The Real Cost of Running LLMs in Production

"Just call the API" is cheap in a demo. In production, cost comes from more than raw tokens. Here's the breakdown.

Tokens

Input + output tokens drive the bulk of model cost. Context is the killer: long system prompts, RAG chunks, and conversation history multiply token count fast. One user session can be 10x the tokens of a single prompt. You need per-request or per-feature visibility and caps (e.g. max context length, or fallback to a smaller model for simple turns).

Latency

Latency isn't a direct line item, but it drives infrastructure and UX. If you're blocking on the model, you need more workers or longer timeouts. Streaming reduces perceived latency and often lets you do less work per request (e.g. start rendering before the full answer). Edge routing (e.g. OpenRouter) can cut latency; so can picking a faster model when the task doesn't need the biggest one.

Infra

Your own servers, serverless invocations, queues, vector DBs, and caches. All of that scales with usage. If every request hits a vector DB and then an LLM, your infra cost scales with traffic.

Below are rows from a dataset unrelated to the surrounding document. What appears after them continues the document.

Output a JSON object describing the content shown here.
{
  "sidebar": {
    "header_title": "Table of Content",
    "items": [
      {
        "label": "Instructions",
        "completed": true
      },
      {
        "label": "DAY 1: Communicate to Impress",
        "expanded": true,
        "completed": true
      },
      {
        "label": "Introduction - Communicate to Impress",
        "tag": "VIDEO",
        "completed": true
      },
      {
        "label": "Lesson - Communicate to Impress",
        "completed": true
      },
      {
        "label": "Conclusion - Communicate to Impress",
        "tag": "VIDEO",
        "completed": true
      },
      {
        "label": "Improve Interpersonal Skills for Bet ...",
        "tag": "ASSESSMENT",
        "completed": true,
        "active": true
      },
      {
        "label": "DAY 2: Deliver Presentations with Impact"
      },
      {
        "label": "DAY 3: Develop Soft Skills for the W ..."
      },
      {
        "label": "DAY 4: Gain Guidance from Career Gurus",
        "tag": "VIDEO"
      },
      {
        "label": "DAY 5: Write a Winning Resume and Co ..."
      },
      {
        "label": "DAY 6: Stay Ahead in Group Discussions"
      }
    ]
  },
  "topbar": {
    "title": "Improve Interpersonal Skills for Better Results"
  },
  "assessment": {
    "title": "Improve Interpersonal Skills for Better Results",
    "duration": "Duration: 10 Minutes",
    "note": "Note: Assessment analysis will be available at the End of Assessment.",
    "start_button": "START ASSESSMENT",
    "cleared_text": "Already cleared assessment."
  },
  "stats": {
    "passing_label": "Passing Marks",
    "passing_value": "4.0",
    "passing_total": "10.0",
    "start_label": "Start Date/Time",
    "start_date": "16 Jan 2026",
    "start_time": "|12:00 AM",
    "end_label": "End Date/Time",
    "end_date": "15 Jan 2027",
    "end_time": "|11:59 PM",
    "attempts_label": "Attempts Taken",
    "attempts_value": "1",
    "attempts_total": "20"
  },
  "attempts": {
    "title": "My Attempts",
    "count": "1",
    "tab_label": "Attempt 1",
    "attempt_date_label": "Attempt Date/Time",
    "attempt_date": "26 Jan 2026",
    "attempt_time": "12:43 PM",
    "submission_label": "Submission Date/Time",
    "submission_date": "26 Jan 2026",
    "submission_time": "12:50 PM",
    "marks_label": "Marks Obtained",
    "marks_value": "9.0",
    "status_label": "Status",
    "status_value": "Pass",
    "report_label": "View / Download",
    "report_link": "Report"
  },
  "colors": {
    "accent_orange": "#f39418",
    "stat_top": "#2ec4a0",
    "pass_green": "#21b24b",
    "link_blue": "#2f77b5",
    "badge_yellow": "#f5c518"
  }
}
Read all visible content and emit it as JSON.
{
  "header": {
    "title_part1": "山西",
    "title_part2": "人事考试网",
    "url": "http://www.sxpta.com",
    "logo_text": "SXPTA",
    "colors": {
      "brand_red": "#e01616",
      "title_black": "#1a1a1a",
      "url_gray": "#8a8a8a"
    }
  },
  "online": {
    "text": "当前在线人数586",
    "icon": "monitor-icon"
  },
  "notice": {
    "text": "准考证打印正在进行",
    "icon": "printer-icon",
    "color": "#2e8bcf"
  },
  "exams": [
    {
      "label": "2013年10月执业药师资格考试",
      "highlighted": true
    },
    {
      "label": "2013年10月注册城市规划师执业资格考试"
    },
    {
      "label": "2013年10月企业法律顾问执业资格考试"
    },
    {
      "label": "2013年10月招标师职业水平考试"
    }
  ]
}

Cache aggressively, batch when you can, and keep the critical path lean.

Observability

Traces, logs, and metrics. You can self-host (OTel, Langfuse self-hosted) or use a managed product. Either way there's a cost—storage, ingestion, or seat-based. Budget for it. Without observability you'll pay in debugging time and surprise bills; with it you can see cost per flow and optimize.

Evals

Running evals (deterministic checks, model-as-judge) costs tokens and compute. In CI you might run hundreds of cases per commit. That's intentional—evals prevent regressions—but it's not free. Use a subset of cases for fast feedback; run the full suite on a schedule or before release. Balance coverage with cost.

How to stay in control

Instrument everything: per-request token and cost.
Set budgets and alerts (e.g. daily spend by feature).
Prefer smaller/cheaper models where quality is good enough.
Stream and cache to reduce perceived latency and sometimes total compute.
Treat observability and evals as fixed costs; skimping on them is false economy.

The real cost of running LLMs in production is tokens + infra + observability + evals. Plan for all of it.